McGill network expands for seamless access

Caption follows
Adnan Ahmed, BSc Chemistry '06, wrote to Gary Bernstein about McGill's wireless network. He called the new and improved system "amazing, no longer were we confined inside the four walls of the buildings."
Owen Egan

For Gary Bernstein, director of Network and Communications Services (NCS), it was the ultimate payoff: seeing two students sitting cross-legged on the grass in the sun and working on a laptop — effortlessly using the new expanded wireless network he and his staff had just spent a month working tirelessly to set up.

Yet the new network is not just about improved access in more public spaces. Some 90 classrooms are now equipped with wireless access (with many more to come) and the potential benefits for teaching and learning are numerous.

Upgrading the network involved much more than just expanding the existing system. Bernstein explains that when the original system was set up in 2001 not many people were using wireless laptops. Over time, the network grew to 400 access points, becoming increasingly difficult to manage. Usage at each access point was growing too, meaning that simultaneous users had to share bandwidth, resulting in slow connections. "You'd think you'd just have to multiply the number of access points. But if there are too many APs in the same area, the signals interfere with each other." So NCS had to install a whole new system, one that provides "support for dense environments." Currently, the old and new systems are working side-by-side. The old network will eventually be phased out.

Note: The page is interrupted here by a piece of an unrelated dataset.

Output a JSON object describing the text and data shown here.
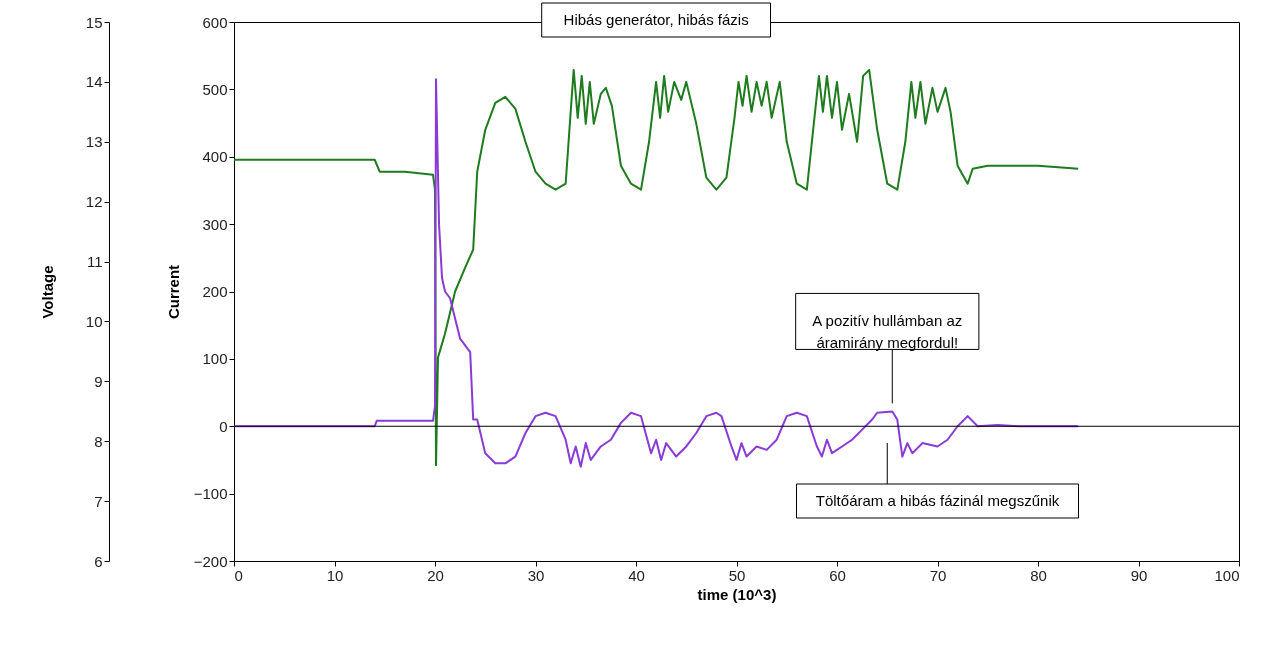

This means that even rooms deep within a building can now offer seamless access. Laura Winer, executive director of the Office of the Provost, admits the university was hesitant to offer wireless in classrooms. "There was some nervousness. Would it be disruptive? Would professors lose control?" Yet she points out that students are already able to text-message friends during class with their cell phones, "so we have to address these issues anyway."

Moreover, students had been pushing for the service; to this end, they recently voted to up their voluntary IT fee. Implementation of the new system was jointly financed by the students' IT fund and the university's central IT fund.

Véronique Bélanger, assistant dean (Internal Affairs) of the Faculty of Law, says her faculty had started looking into expanding its network on its own, before learning of the university's plan. "We wanted to open the use of online resources within the classroom," Bélanger explains.

"There are a lot of legal resources online: laws, cases, legal texts. If a professor is discussing the provisions of an act, for example, students can look it up directly." Wireless is now available in all main classrooms and common areas of the Faculty of Law building.

John Roston, director of Instructional Multimedia Services, adds that students can use wireless to collaborate and do group work. Or, if the professor refers to material covered in a previous class, students can connect to WebCT to look up the notes.

Cynthia Weston, director of Teaching and Learning Services, suggests cutting back on students' abuse of wireless in class by integrating laptops into the learning experience. "We each have a very personalized way of organizing our files. This can be a gateway to learner-centered teaching: how can we use the way students organize their information to help them build on their prior knowledge and construct new knowledge?"

Ultimately, the decision on how to use the new technology is up to each professor. "Technology is a tool," says Roston.

"We [IMS and TLS staff] help professors use that tool. But not everyone who is handed a chisel and a mallet becomes a sculptor."